Accomplishments that I'm proud of
The initial dataset we started with only contained 2000 datapoints. When we first attempted to train on this, no matter what we did, it would overfit, meaning it would essentially memorize all of the datapoints so it didn't really learn anything. However, we came up with the idea of combining different sounds together to generate more data. We realized that out of the 50 classifications in the dataset, we only really cared about 19. Using this, we combined each of the audio files from these 19 with 29 random files that we didn't need.
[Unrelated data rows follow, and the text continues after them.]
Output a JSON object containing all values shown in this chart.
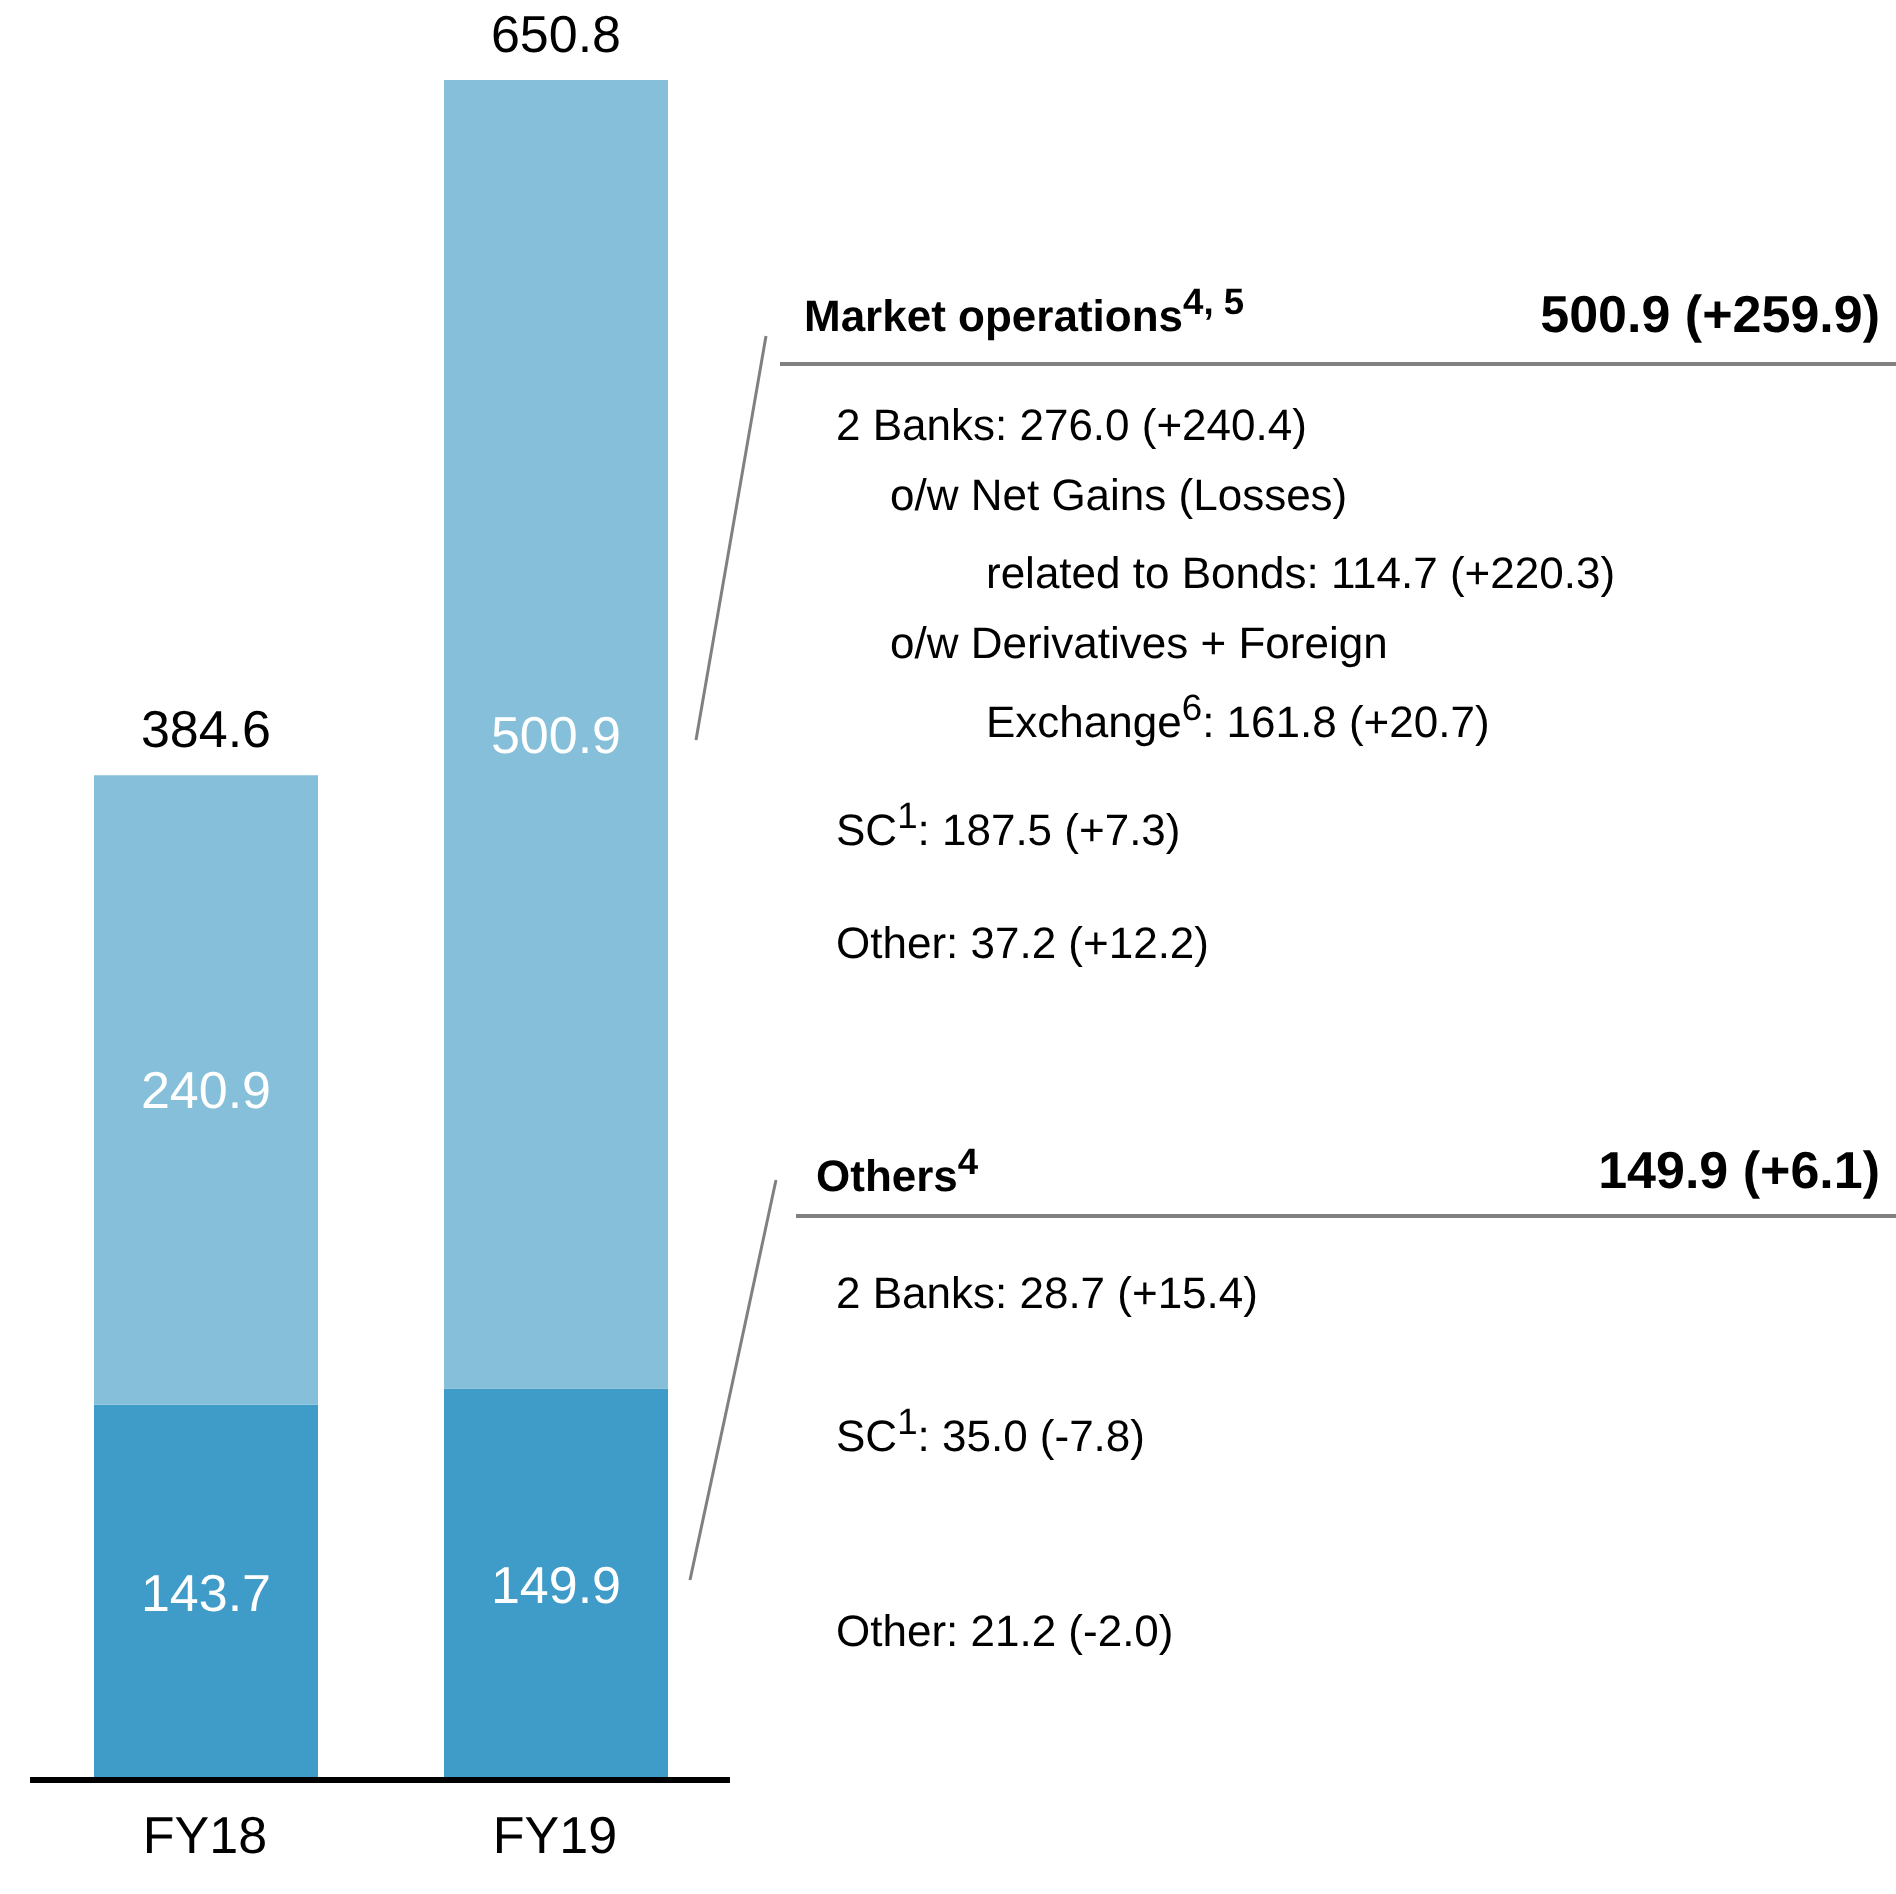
{
  "chart_data": {
    "type": "bar",
    "stacked": true,
    "data_labels": true,
    "categories": [
      "FY18",
      "FY19"
    ],
    "series": [
      {
        "color": "#3f9bc8",
        "values": [
          143.7,
          149.9
        ]
      },
      {
        "color": "#85bfd9",
        "values": [
          240.9,
          500.9
        ]
      }
    ],
    "totals": [
      "384.6",
      "650.8"
    ],
    "annotations": [
      "Market operations$^{4, 5}$",
      "500.9 (+259.9)",
      "2 Banks: 276.0 (+240.4)",
      "o/w Net Gains (Losses)",
      "related to Bonds: 114.7 (+220.3)",
      "o/w Derivatives + Foreign",
      "Exchange$^{6}$: 161.8 (+20.7)",
      "SC$^{1}$: 187.5 (+7.3)",
      "Other: 37.2 (+12.2)",
      "Others$^{4}$",
      "149.9 (+6.1)",
      "2 Banks: 28.7 (+15.4)",
      "SC$^{1}$: 35.0 (-7.8)",
      "Other: 21.2 (-2.0)"
    ]
  }
}
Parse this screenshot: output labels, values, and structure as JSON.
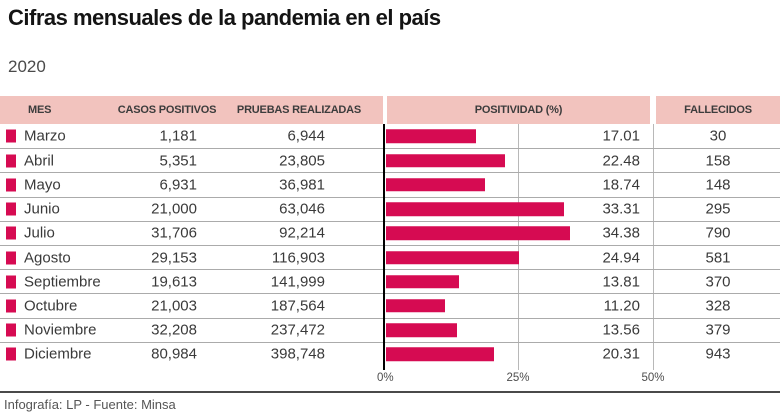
{
  "title": "Cifras mensuales de la pandemia en el país",
  "subtitle": "2020",
  "footer": "Infografía: LP - Fuente: Minsa",
  "colors": {
    "accent": "#d60b52",
    "header_bg": "#f2c3be",
    "header_text": "#3c3c3c",
    "body_text": "#3a3a3a",
    "divider": "#ababab",
    "gridline": "#b8b8b8",
    "axis": "#000000"
  },
  "table": {
    "headers": {
      "mes": "MES",
      "casos": "CASOS POSITIVOS",
      "pruebas": "PRUEBAS REALIZADAS",
      "positividad": "POSITIVIDAD (%)",
      "fallecidos": "FALLECIDOS"
    },
    "rows": [
      {
        "mes": "Marzo",
        "casos": "1,181",
        "pruebas": "6,944",
        "positividad": "17.01",
        "fallecidos": "30"
      },
      {
        "mes": "Abril",
        "casos": "5,351",
        "pruebas": "23,805",
        "positividad": "22.48",
        "fallecidos": "158"
      },
      {
        "mes": "Mayo",
        "casos": "6,931",
        "pruebas": "36,981",
        "positividad": "18.74",
        "fallecidos": "148"
      },
      {
        "mes": "Junio",
        "casos": "21,000",
        "pruebas": "63,046",
        "positividad": "33.31",
        "fallecidos": "295"
      },
      {
        "mes": "Julio",
        "casos": "31,706",
        "pruebas": "92,214",
        "positividad": "34.38",
        "fallecidos": "790"
      },
      {
        "mes": "Agosto",
        "casos": "29,153",
        "pruebas": "116,903",
        "positividad": "24.94",
        "fallecidos": "581"
      },
      {
        "mes": "Septiembre",
        "casos": "19,613",
        "pruebas": "141,999",
        "positividad": "13.81",
        "fallecidos": "370"
      },
      {
        "mes": "Octubre",
        "casos": "21,003",
        "pruebas": "187,564",
        "positividad": "11.20",
        "fallecidos": "328"
      },
      {
        "mes": "Noviembre",
        "casos": "32,208",
        "pruebas": "237,472",
        "positividad": "13.56",
        "fallecidos": "379"
      },
      {
        "mes": "Diciembre",
        "casos": "80,984",
        "pruebas": "398,748",
        "positividad": "20.31",
        "fallecidos": "943"
      }
    ]
  },
  "axis": {
    "ticks": [
      "0%",
      "25%",
      "50%"
    ],
    "max_pct": 50
  },
  "chart_data": {
    "type": "bar",
    "orientation": "horizontal",
    "title": "Cifras mensuales de la pandemia en el país",
    "subtitle": "2020",
    "categories": [
      "Marzo",
      "Abril",
      "Mayo",
      "Junio",
      "Julio",
      "Agosto",
      "Septiembre",
      "Octubre",
      "Noviembre",
      "Diciembre"
    ],
    "series": [
      {
        "name": "Casos positivos",
        "values": [
          1181,
          5351,
          6931,
          21000,
          31706,
          29153,
          19613,
          21003,
          32208,
          80984
        ]
      },
      {
        "name": "Pruebas realizadas",
        "values": [
          6944,
          23805,
          36981,
          63046,
          92214,
          116903,
          141999,
          187564,
          237472,
          398748
        ]
      },
      {
        "name": "Positividad (%)",
        "values": [
          17.01,
          22.48,
          18.74,
          33.31,
          34.38,
          24.94,
          13.81,
          11.2,
          13.56,
          20.31
        ]
      },
      {
        "name": "Fallecidos",
        "values": [
          30,
          158,
          148,
          295,
          790,
          581,
          370,
          328,
          379,
          943
        ]
      }
    ],
    "bar_series": "Positividad (%)",
    "xlim": [
      0,
      50
    ],
    "x_ticks": [
      "0%",
      "25%",
      "50%"
    ],
    "grid": true,
    "legend": "none",
    "source": "Infografía: LP - Fuente: Minsa"
  }
}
We then classified them as the classification of the audio file from the 19. This allowed us to go from 2000 data points to 22,400 datapoints, and also add a grouping for sound that wasn't dangerous.
What we learned
We ran into a lot of errors with Tensorflow and Keras. During the process of fixing all of the bugs, we learned a lot about how to use machine learning. One interesting thing that we learned about models is that creating a model with a size 220500 dense layer connected to a size 8000 dense layer will most definitely crash Tensorflow. We also learned a lot about research. When we ran into problems with the audio libraries in Java, we realized that audio processing in Java was a lot different from audio processing in Python. The spectrograms were always different. However, at this time, we had already trained our model and we had to see if there was an alternative in Java. In the future, we will definitely verify that our plans will work before testing them. Finally, we also learned that at 24-hour hackathons, making decisions at 3 am and following up on them is usually not a good idea, if an idea at all.
What's next for Siren
In the future, we intend to improve the project a lot. Due to hardware limitations, we were unable to create anything better than an app for the time being. In the future, being able to make this much smaller to the point of being a wearable would greatly improve the impact of Siren. This would allow us to constantly monitor for danger and immediately notify the user through haptic feedback or even more complex methods.
Another improvement that we need to make is to take away the backend and localize everything onto the device. Using a backend means that an internet connection is required at all times for the device to work. This is seriously detrimental as this also adds latency which could make a huge difference in a life or death situation.
Finally, we want to improve the accuracy of the model. Any improvement to the model we make will save and improve more lives. Adding more data, improving the model structure, and training for longer are all goals we strive to reach.